Final answer:
Changing the exhaust nozzle area of a turbine engine can impact its efficiency and thrust, and when turbines at a power plant are upgraded, the change in efficiency leads to more electrical energy output and less heat transfer to the environment. Efficiency improvements are also linked to entropy changes within the system.
Step-by-step explanation:
Changing the exhaust nozzle area of a turbine engine affects the exhaust flow characteristics, which in turn impacts the engine efficiency and thrust. A larger nozzle area might reduce exhaust velocity, leading to less thrust, while a smaller nozzle can increase the exhaust velocity, resulting in more thrust. Considering the principles of momentum and energy conservation, the nozzle design must match the engine's operating conditions to optimize performance. Moreover, when dealing with power plants, turbine efficiency plays a crucial role in determining how much electrical energy is produced and how much heat is transferred to the environment.

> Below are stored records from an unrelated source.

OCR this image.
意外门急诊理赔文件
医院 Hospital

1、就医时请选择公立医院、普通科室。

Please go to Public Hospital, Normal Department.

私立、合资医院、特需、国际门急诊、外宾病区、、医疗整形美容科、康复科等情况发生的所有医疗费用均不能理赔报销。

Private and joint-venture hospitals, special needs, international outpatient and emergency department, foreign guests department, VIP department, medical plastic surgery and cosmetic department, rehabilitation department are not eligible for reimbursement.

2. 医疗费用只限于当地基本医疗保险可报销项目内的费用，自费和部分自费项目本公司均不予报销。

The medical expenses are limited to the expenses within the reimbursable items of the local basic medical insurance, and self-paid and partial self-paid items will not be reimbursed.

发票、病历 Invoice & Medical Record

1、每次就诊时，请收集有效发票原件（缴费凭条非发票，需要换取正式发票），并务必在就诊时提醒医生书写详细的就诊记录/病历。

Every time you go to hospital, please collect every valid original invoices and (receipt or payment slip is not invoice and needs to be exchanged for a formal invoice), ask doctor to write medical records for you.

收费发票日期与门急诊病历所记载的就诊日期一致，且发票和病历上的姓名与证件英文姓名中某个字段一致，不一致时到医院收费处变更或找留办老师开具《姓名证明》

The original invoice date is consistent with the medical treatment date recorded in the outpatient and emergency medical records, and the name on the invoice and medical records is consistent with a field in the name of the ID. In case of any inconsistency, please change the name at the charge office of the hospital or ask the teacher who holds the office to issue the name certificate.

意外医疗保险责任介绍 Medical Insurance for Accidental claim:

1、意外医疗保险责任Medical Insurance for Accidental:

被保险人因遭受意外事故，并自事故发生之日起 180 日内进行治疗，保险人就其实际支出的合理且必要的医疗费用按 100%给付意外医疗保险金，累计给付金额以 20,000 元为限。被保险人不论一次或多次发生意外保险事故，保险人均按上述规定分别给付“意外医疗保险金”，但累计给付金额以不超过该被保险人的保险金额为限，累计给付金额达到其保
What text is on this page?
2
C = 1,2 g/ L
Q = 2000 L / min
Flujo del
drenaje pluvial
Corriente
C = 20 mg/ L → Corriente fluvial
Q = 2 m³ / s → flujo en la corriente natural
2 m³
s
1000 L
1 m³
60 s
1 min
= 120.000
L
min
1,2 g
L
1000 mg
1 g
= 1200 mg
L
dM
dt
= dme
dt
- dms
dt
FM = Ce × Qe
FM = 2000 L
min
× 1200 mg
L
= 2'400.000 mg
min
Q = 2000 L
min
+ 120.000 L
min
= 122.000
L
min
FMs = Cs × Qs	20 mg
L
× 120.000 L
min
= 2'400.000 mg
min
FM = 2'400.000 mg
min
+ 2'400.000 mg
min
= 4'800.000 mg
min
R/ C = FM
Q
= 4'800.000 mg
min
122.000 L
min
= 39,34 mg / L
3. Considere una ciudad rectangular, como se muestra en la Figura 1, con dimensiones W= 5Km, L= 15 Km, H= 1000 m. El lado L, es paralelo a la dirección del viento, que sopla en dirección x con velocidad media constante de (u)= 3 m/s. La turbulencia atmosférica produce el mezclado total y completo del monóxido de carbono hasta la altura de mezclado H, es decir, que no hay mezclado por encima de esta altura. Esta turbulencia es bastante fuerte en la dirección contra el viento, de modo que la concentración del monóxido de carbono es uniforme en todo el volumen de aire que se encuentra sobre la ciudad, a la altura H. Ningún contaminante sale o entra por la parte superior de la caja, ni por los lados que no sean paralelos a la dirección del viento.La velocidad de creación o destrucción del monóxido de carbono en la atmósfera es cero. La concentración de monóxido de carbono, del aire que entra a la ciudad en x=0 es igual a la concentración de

When turbines at a coal-powered power plant are upgraded, leading to a 3.32% increase in efficiency, we can calculate the additional electrical energy produced and the reduced heat transfer to the environment. If the previous efficiency was 36% and the heat transfer into the engine remains constant at 2.50×10¹⁴ J, the upgraded efficiency becomes 39.32%. The difference in electrical energy output and heat transfer due to increased efficiency can be computed using thermodynamic equations and considering that efficiency is related to the temperatures of the hot and cold reservoirs of the engine.
It is important to note that the efficiency of heat engines is invariably tied to the concept of entropy, which is a measure of the unavailability of a system's energy to do work. A higher entropy signifies more waste heat and less usable work, hence reduced efficiency.